Not dissimilar from their 2010 gameAlan Wake, licensed music featured in both Quantum Break’s series and video game were chosen by Sam Lake and meant reflect major thematic moments in overarching narrative.
During the early preview run of Quantum Break in March 2016, Streamers and YouTube gamers were given the opportunity to play over fifty-five minutes of early gameplay from the final version of the game prior to the April 5, 2016 release date.
Following audio options featured in independent video games like Concrete Jungle, Remedy Entertainment implemented an audio option wherein Let's players could mute the licensed music featured in the game to avoid copyright strikes or Content ID claims that could lead to the possible deletion, region block or demonetization of their videos on popular websites like YouTube and Twitch. According to Head of Communications, Thomas Puha, the option was implemented after receiving feedback from gamers who streamed or uploaded videos of playthroughs of Alan Wake and were deleted after being flagged for the licensed music featured in the game.[note 1]

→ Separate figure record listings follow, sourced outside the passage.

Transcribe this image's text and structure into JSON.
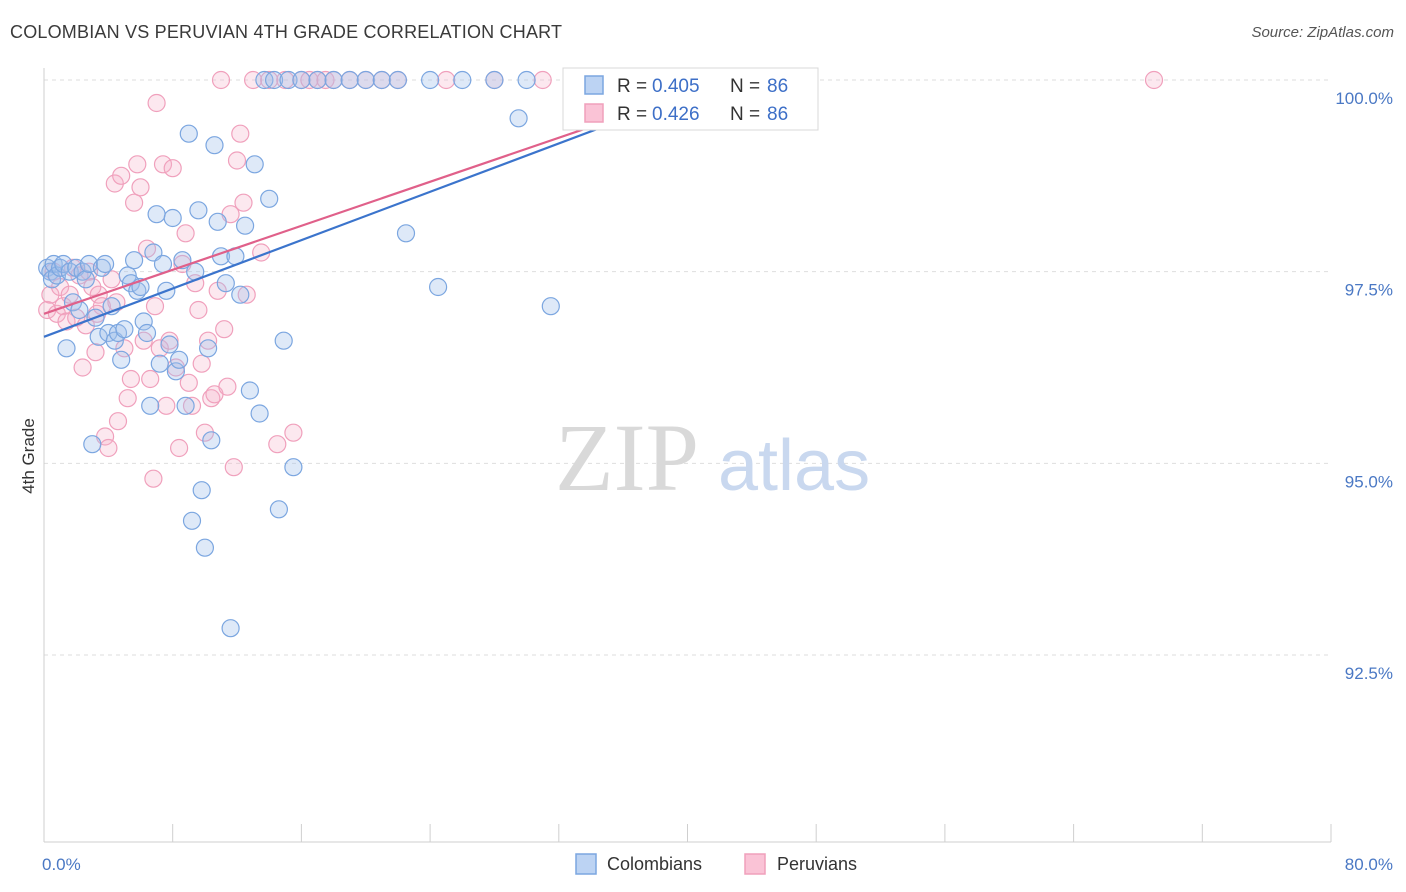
{
  "title": "COLOMBIAN VS PERUVIAN 4TH GRADE CORRELATION CHART",
  "source": "Source: ZipAtlas.com",
  "watermark": {
    "zip": "ZIP",
    "atlas": "atlas"
  },
  "chart_data": {
    "type": "scatter",
    "ylabel": "4th Grade",
    "xlim": [
      0,
      80
    ],
    "ylim": [
      90.5,
      100.6
    ],
    "x_tick_labels": {
      "left": "0.0%",
      "right": "80.0%"
    },
    "y_ticks": [
      {
        "value": 100.0,
        "label": "100.0%"
      },
      {
        "value": 97.5,
        "label": "97.5%"
      },
      {
        "value": 95.0,
        "label": "95.0%"
      },
      {
        "value": 92.5,
        "label": "92.5%"
      }
    ],
    "legend": {
      "rows": [
        {
          "r_label": "R = ",
          "r_value": "0.405",
          "n_label": "N = ",
          "n_value": "86"
        },
        {
          "r_label": "R = ",
          "r_value": "0.426",
          "n_label": "N = ",
          "n_value": "86"
        }
      ]
    },
    "series": [
      {
        "name": "Colombians",
        "color": "#7ba6e0",
        "line_color": "#3b74cc",
        "trend": [
          [
            0,
            96.65
          ],
          [
            42.5,
            100.0
          ]
        ],
        "points": [
          [
            0.2,
            97.55
          ],
          [
            0.4,
            97.5
          ],
          [
            0.5,
            97.4
          ],
          [
            0.6,
            97.6
          ],
          [
            0.8,
            97.45
          ],
          [
            1.0,
            97.55
          ],
          [
            1.2,
            97.6
          ],
          [
            1.4,
            96.5
          ],
          [
            1.6,
            97.5
          ],
          [
            1.8,
            97.1
          ],
          [
            2.0,
            97.55
          ],
          [
            2.2,
            97.0
          ],
          [
            2.4,
            97.5
          ],
          [
            2.6,
            97.4
          ],
          [
            2.8,
            97.6
          ],
          [
            3.0,
            95.25
          ],
          [
            3.2,
            96.9
          ],
          [
            3.4,
            96.65
          ],
          [
            3.6,
            97.55
          ],
          [
            3.8,
            97.6
          ],
          [
            4.0,
            96.7
          ],
          [
            4.2,
            97.05
          ],
          [
            4.4,
            96.6
          ],
          [
            4.6,
            96.7
          ],
          [
            4.8,
            96.35
          ],
          [
            5.0,
            96.75
          ],
          [
            5.2,
            97.45
          ],
          [
            5.4,
            97.35
          ],
          [
            5.6,
            97.65
          ],
          [
            5.8,
            97.25
          ],
          [
            6.0,
            97.3
          ],
          [
            6.2,
            96.85
          ],
          [
            6.4,
            96.7
          ],
          [
            6.6,
            95.75
          ],
          [
            6.8,
            97.75
          ],
          [
            7.0,
            98.25
          ],
          [
            7.2,
            96.3
          ],
          [
            7.4,
            97.6
          ],
          [
            7.6,
            97.25
          ],
          [
            7.8,
            96.55
          ],
          [
            8.0,
            98.2
          ],
          [
            8.2,
            96.2
          ],
          [
            8.4,
            96.35
          ],
          [
            8.6,
            97.65
          ],
          [
            8.8,
            95.75
          ],
          [
            9.0,
            99.3
          ],
          [
            9.2,
            94.25
          ],
          [
            9.4,
            97.5
          ],
          [
            9.6,
            98.3
          ],
          [
            9.8,
            94.65
          ],
          [
            10.0,
            93.9
          ],
          [
            10.2,
            96.5
          ],
          [
            10.4,
            95.3
          ],
          [
            10.6,
            99.15
          ],
          [
            10.8,
            98.15
          ],
          [
            11.0,
            97.7
          ],
          [
            11.3,
            97.35
          ],
          [
            11.6,
            92.85
          ],
          [
            11.9,
            97.7
          ],
          [
            12.2,
            97.2
          ],
          [
            12.5,
            98.1
          ],
          [
            12.8,
            95.95
          ],
          [
            13.1,
            98.9
          ],
          [
            13.4,
            95.65
          ],
          [
            13.7,
            100.0
          ],
          [
            14.0,
            98.45
          ],
          [
            14.3,
            100.0
          ],
          [
            14.6,
            94.4
          ],
          [
            14.9,
            96.6
          ],
          [
            15.2,
            100.0
          ],
          [
            15.5,
            94.95
          ],
          [
            16.0,
            100.0
          ],
          [
            17.0,
            100.0
          ],
          [
            18.0,
            100.0
          ],
          [
            19.0,
            100.0
          ],
          [
            20.0,
            100.0
          ],
          [
            21.0,
            100.0
          ],
          [
            22.0,
            100.0
          ],
          [
            24.0,
            100.0
          ],
          [
            26.0,
            100.0
          ],
          [
            28.0,
            100.0
          ],
          [
            30.0,
            100.0
          ],
          [
            22.5,
            98.0
          ],
          [
            24.5,
            97.3
          ],
          [
            29.5,
            99.5
          ],
          [
            31.5,
            97.05
          ]
        ]
      },
      {
        "name": "Peruvians",
        "color": "#f0a0bc",
        "line_color": "#e0608a",
        "trend": [
          [
            0,
            96.95
          ],
          [
            42.5,
            100.0
          ]
        ],
        "points": [
          [
            0.2,
            97.0
          ],
          [
            0.4,
            97.2
          ],
          [
            0.6,
            97.5
          ],
          [
            0.8,
            96.95
          ],
          [
            1.0,
            97.3
          ],
          [
            1.2,
            97.05
          ],
          [
            1.4,
            96.85
          ],
          [
            1.6,
            97.2
          ],
          [
            1.8,
            97.55
          ],
          [
            2.0,
            96.9
          ],
          [
            2.2,
            97.45
          ],
          [
            2.4,
            96.25
          ],
          [
            2.6,
            96.8
          ],
          [
            2.8,
            97.5
          ],
          [
            3.0,
            97.3
          ],
          [
            3.2,
            96.45
          ],
          [
            3.4,
            97.2
          ],
          [
            3.6,
            97.05
          ],
          [
            3.8,
            95.35
          ],
          [
            4.0,
            95.2
          ],
          [
            4.2,
            97.4
          ],
          [
            4.4,
            98.65
          ],
          [
            4.6,
            95.55
          ],
          [
            4.8,
            98.75
          ],
          [
            5.0,
            96.5
          ],
          [
            5.2,
            95.85
          ],
          [
            5.4,
            96.1
          ],
          [
            5.6,
            98.4
          ],
          [
            5.8,
            98.9
          ],
          [
            6.0,
            98.6
          ],
          [
            6.2,
            96.6
          ],
          [
            6.4,
            97.8
          ],
          [
            6.6,
            96.1
          ],
          [
            6.8,
            94.8
          ],
          [
            7.0,
            99.7
          ],
          [
            7.2,
            96.5
          ],
          [
            7.4,
            98.9
          ],
          [
            7.6,
            95.75
          ],
          [
            7.8,
            96.6
          ],
          [
            8.0,
            98.85
          ],
          [
            8.2,
            96.25
          ],
          [
            8.4,
            95.2
          ],
          [
            8.6,
            97.6
          ],
          [
            8.8,
            98.0
          ],
          [
            9.0,
            96.05
          ],
          [
            9.2,
            95.75
          ],
          [
            9.4,
            97.35
          ],
          [
            9.6,
            97.0
          ],
          [
            9.8,
            96.3
          ],
          [
            10.0,
            95.4
          ],
          [
            10.2,
            96.6
          ],
          [
            10.4,
            95.85
          ],
          [
            10.6,
            95.9
          ],
          [
            10.8,
            97.25
          ],
          [
            11.0,
            100.0
          ],
          [
            11.2,
            96.75
          ],
          [
            11.4,
            96.0
          ],
          [
            11.6,
            98.25
          ],
          [
            11.8,
            94.95
          ],
          [
            12.0,
            98.95
          ],
          [
            12.2,
            99.3
          ],
          [
            12.4,
            98.4
          ],
          [
            12.6,
            97.2
          ],
          [
            13.0,
            100.0
          ],
          [
            13.5,
            97.75
          ],
          [
            14.0,
            100.0
          ],
          [
            14.5,
            95.25
          ],
          [
            15.0,
            100.0
          ],
          [
            15.5,
            95.4
          ],
          [
            16.0,
            100.0
          ],
          [
            16.5,
            100.0
          ],
          [
            17.0,
            100.0
          ],
          [
            17.5,
            100.0
          ],
          [
            18.0,
            100.0
          ],
          [
            19.0,
            100.0
          ],
          [
            20.0,
            100.0
          ],
          [
            21.0,
            100.0
          ],
          [
            22.0,
            100.0
          ],
          [
            25.0,
            100.0
          ],
          [
            28.0,
            100.0
          ],
          [
            31.0,
            100.0
          ],
          [
            33.0,
            100.0
          ],
          [
            3.3,
            96.95
          ],
          [
            4.5,
            97.1
          ],
          [
            6.9,
            97.05
          ],
          [
            69.0,
            100.0
          ]
        ]
      }
    ]
  }
}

↑Thomas Puha: "Streaming and YouTube especially have become such an essential part of gaming culture these days," Remedy's Head of Media and Partners Thomas Puha told Engadget via email. "At a very late stage in the development of Quantum Break, we came up with the idea of giving the option to disable licensed music to make life a bit easier for everyone wanting to share their Quantum Break experience."